One Tin Soldier 

Robert Downey Jr. gives Iron Man unexpected heart and pizzazz.

Iron Man is the latest chapter in Marvel Comics' ­— now also Marvel Studios' — apparent attempt to give every character in its sprawling universe a big-screen vehicle. Conceptually, it would seem to be an iffy proposition. With the exception of hip-hop fans, for whom Iron Man alter ego Tony Stark has long been a cultural touchstone, the Iron Man character is not as familiar to general audiences as other Marvel page-to-screen subjects — X-Men, Fantastic Four, and the Incredible Hulk — much less the super-hero trinity of Superman, Batman, and Spider-Man.

Yet, out of this mix of second-tier source material, uninspiring director choice (actor-turned-filmmaker Jon Favreau), and risky lead actor (Robert Downey Jr.), Marvel has fashioned one of the very best of the recent spate of costumed-crusader blockbusters.

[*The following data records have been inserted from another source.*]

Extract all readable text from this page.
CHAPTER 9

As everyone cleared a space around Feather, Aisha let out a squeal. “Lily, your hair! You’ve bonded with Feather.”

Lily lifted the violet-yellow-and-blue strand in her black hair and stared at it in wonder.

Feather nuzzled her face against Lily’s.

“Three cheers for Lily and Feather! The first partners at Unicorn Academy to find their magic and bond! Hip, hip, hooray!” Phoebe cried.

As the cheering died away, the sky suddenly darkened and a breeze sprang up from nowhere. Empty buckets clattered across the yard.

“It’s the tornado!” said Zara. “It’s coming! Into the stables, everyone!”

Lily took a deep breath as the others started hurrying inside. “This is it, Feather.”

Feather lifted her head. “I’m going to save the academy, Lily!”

Like Nuke LaLoosh on the mound, Iron Man announces its presence with authority: A pre-credit sequence introduces us to weapons-industry "merchant of death" Stark as he rides along with a trio of U.S. soldiers in a Humvee (or, when Stark is a passenger, a "Funvee") as part of a convoy through a dusty stretch of Afghanistan. Stark is a caustic, smirking presence, declining protective camo for an expensive suit-and-sunglasses combo while he swills scotch and banters with soldiers.

Ambushed, Stark comes to in the sand, one of his own "Stark Industries" shells at his side and his G.I. companions slaughtered. Soon, he's hauled into a cave, tied up, surrounded by masked and hooded Arab captors, and propped in front of a video camera. Stark looks ahead, dazed, and the "Iron Man" title thunders across the screen. It's a snazzy, sardonic, decidedly adult opener. And it sets the tone for the surprising movie that follows.

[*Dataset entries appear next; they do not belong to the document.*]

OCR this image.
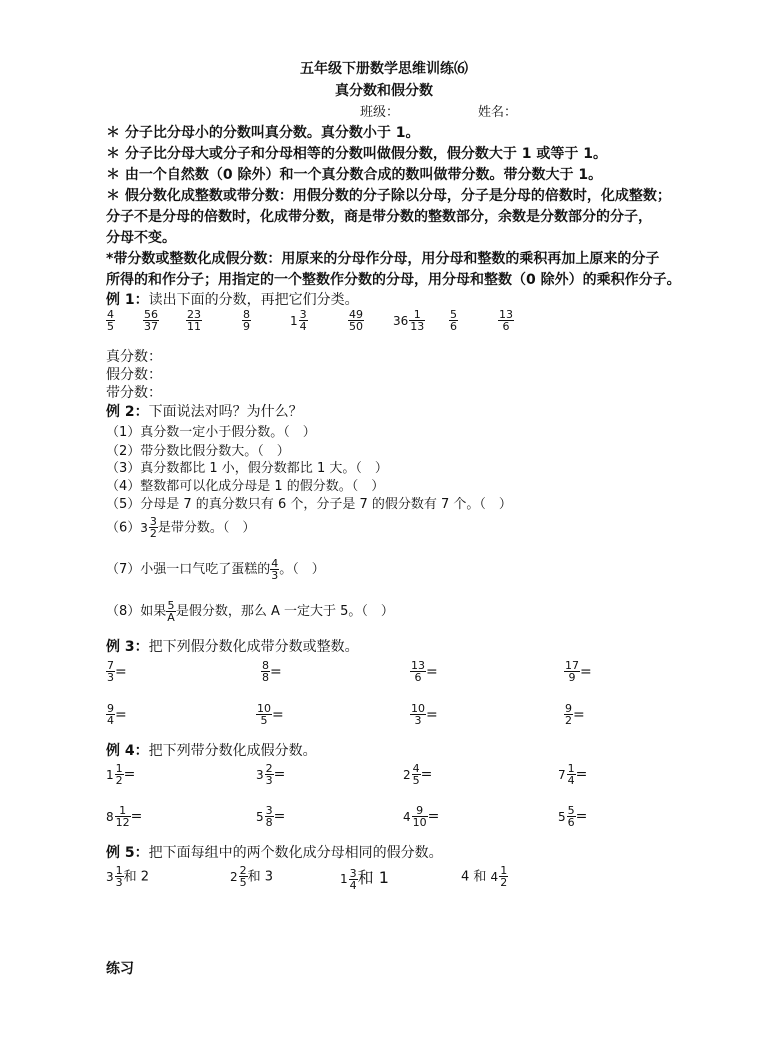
五年级下册数学思维训练⑹
真分数和假分数
班级：	姓名：
＊ 分子比分母小的分数叫真分数。真分数小于 1。
＊ 分子比分母大或分子和分母相等的分数叫做假分数，假分数大于 1 或等于 1。
＊ 由一个自然数（0 除外）和一个真分数合成的数叫做带分数。带分数大于 1。
＊ 假分数化成整数或带分数：用假分数的分子除以分母，分子是分母的倍数时，化成整数；
分子不是分母的倍数时，化成带分数，商是带分数的整数部分，余数是分数部分的分子，
分母不变。
*带分数或整数化成假分数：用原来的分母作分母，用分母和整数的乘积再加上原来的分子
所得的和作分子；用指定的一个整数作分数的分母，用分母和整数（0 除外）的乘积作分子。
例 1：读出下面的分数，再把它们分类。
$\frac{4}{5}$	$\frac{56}{37} \frac{23}{11}$	$\frac{8}{9}$	$1 \frac{3}{4}$	$\frac{49}{50} 36 \frac{1}{13} \frac{5}{6}$	$\frac{13}{6}$
真分数：
假分数：
带分数：
例 2：下面说法对吗？为什么？
（1）真分数一定小于假分数。（　）
（2）带分数比假分数大。（　）
（3）真分数都比 1 小，假分数都比 1 大。（　）
（4）整数都可以化成分母是 1 的假分数。（　）
（5）分母是 7 的真分数只有 6 个，分子是 7 的假分数有 7 个。（　）
（6） $3 \frac{3}{2}$ 是带分数。（　）
（7）小强一口气吃了蛋糕的 $\frac{4}{3}$ 。（　）
（8）如果 $\frac{5}{A}$ 是假分数，那么 A 一定大于 5。（　）
例 3：把下列假分数化成带分数或整数。
$\frac{7}{3}$ =	$\frac{8}{8}$ =	$\frac{13}{6}$ =	$\frac{17}{9}$ =
$\frac{9}{4}$ =	$\frac{10}{5}$ =	$\frac{10}{3}$ =	$\frac{9}{2}$ =
例 4：把下列带分数化成假分数。
$1 \frac{1}{2}$ =	$3 \frac{2}{3}$ =	$2 \frac{4}{5}$ =	$7 \frac{1}{4}$ =
$8 \frac{1}{12}$ =	$5 \frac{3}{8}$ =	$4 \frac{9}{10}$ =	$5 \frac{5}{6}$ =
例 5：把下面每组中的两个数化成分母相同的假分数。
$3 \frac{1}{3}$ 和 2	$2 \frac{2}{5}$ 和 3	$1 \frac{3}{4}$ 和 1	4 和 $4 \frac{1}{2}$
练习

A PG-13 rating has become standard for recent super-hero movies, but even then Iron Man is a bit more grown-up than the Spider-Man and Fantastic Four franchises. Stark is a bad boy who boozes and carouses unapologetically, bedding a hot muckraking reporter the night before partying with scantily clad flight attendants on his private jet en route to a weapons demonstration a world away. ("I got caught doing a piece for Vanity Fair," Stark cracks to a companion to explain his tardiness.)

Downey is an inspiring choice to play Stark, managing to convey the character's witty, boozy irresponsibility; his surly, suffer-no-fools braininess; and, most surprisingly, his physicality. Director Favreau, who brings surprising flair to the enterprise, makes thorough use of this entertaining lead performance, recognizing that Stark is a lot more interesting outside his suit than in it and keeping most of the film focused on that side of the character's dual personality.

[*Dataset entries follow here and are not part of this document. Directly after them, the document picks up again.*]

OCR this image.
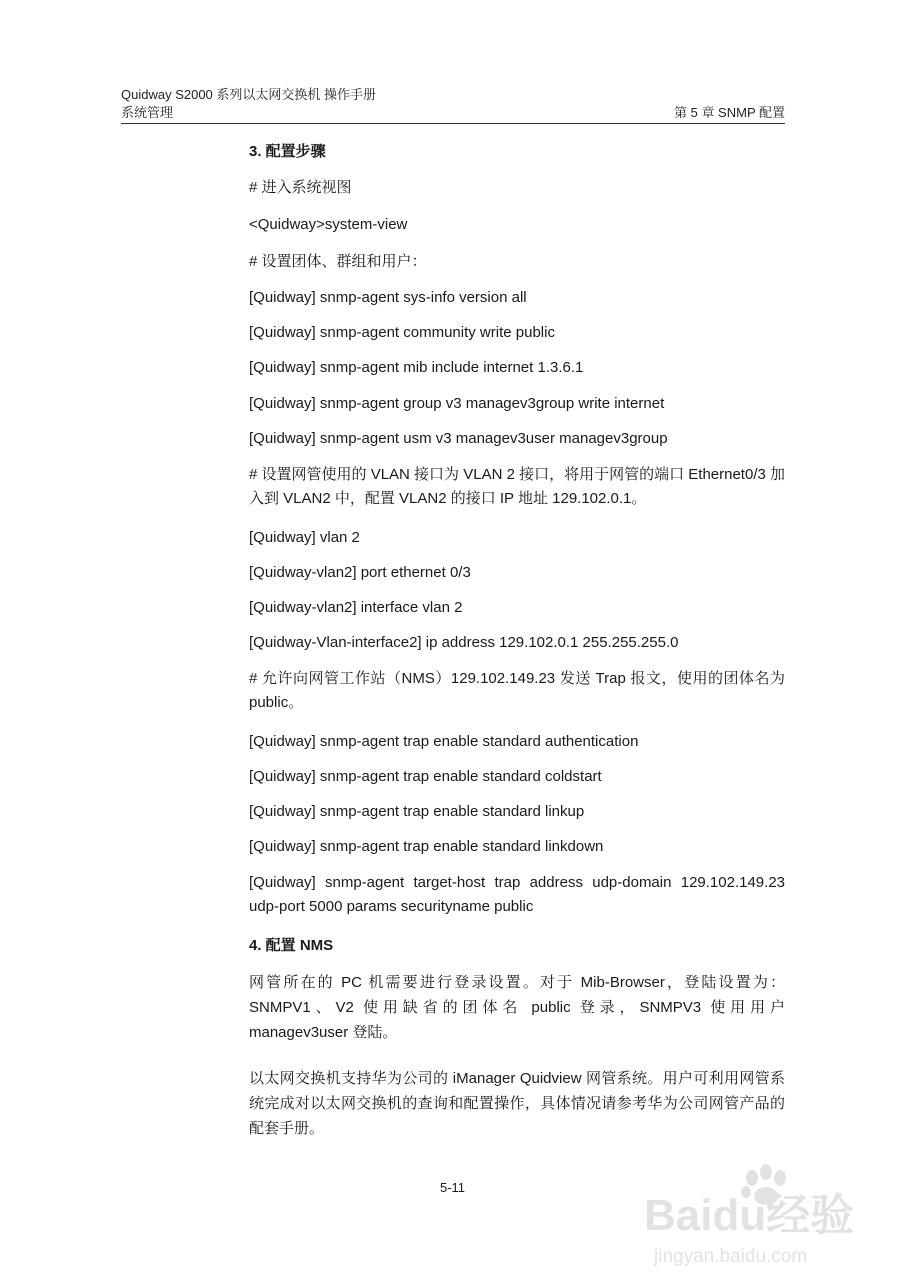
Quidway S2000 系列以太网交换机 操作手册
系统管理	第 5 章 SNMP 配置
3. 配置步骤
# 进入系统视图
<Quidway>system-view
# 设置团体、群组和用户：
[Quidway] snmp-agent sys-info version all
[Quidway] snmp-agent community write public
[Quidway] snmp-agent mib include internet 1.3.6.1
[Quidway] snmp-agent group v3 managev3group write internet
[Quidway] snmp-agent usm v3 managev3user managev3group
# 设置网管使用的 VLAN 接口为 VLAN 2 接口，将用于网管的端口 Ethernet0/3 加入到 VLAN2 中，配置 VLAN2 的接口 IP 地址 129.102.0.1。
[Quidway] vlan 2
[Quidway-vlan2] port ethernet 0/3
[Quidway-vlan2] interface vlan 2
[Quidway-Vlan-interface2] ip address 129.102.0.1 255.255.255.0
# 允许向网管工作站（NMS）129.102.149.23 发送 Trap 报文，使用的团体名为 public。
[Quidway] snmp-agent trap enable standard authentication
[Quidway] snmp-agent trap enable standard coldstart
[Quidway] snmp-agent trap enable standard linkup
[Quidway] snmp-agent trap enable standard linkdown
[Quidway] snmp-agent target-host trap address udp-domain 129.102.149.23 udp-port 5000 params securityname public
4. 配置 NMS
网管所在的 PC 机需要进行登录设置。对于 Mib-Browser，登陆设置为：SNMPV1、V2 使用缺省的团体名 public 登录，SNMPV3 使用用户 managev3user 登陆。
以太网交换机支持华为公司的 iManager Quidview 网管系统。用户可利用网管系统完成对以太网交换机的查询和配置操作，具体情况请参考华为公司网管产品的配套手册。
5-11
Baidu经验
jingyan.baidu.com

Unlike Spider-Man, which loses interest when the costume comes on and the audience is left watching a personality-free computer blip fly across the screen, Iron Man focuses on Stark even during action scenes. Favreau crosscuts action seen from the outside to a behind-the-mask perspective, the camera framed tight on Stark's face, the voice-activated computer-screen controls that pilot the Iron Man gear reflected across his eyes.

Iron Man is also well-cast around the margins: Jeff Bridges devours scenery with gusto as Lex Luthor-like business partner/potential villain Obadiah Stane; Gwyneth Paltrow gives a lovely, melancholy turn as Stark assistant Pepper Pots; and Hustle & Flow's Terrence Howard brings some weight to a barely written role as Stark military confidant James Rhodes.

If Iron Man has a flaw, it's one that is typical of the genre and perhaps unavoidable: The climactic action scenes — all noise and rapid movement and explosions — are considerably less engaging than the character development and superhero-origin-story plot mechanics that have come before.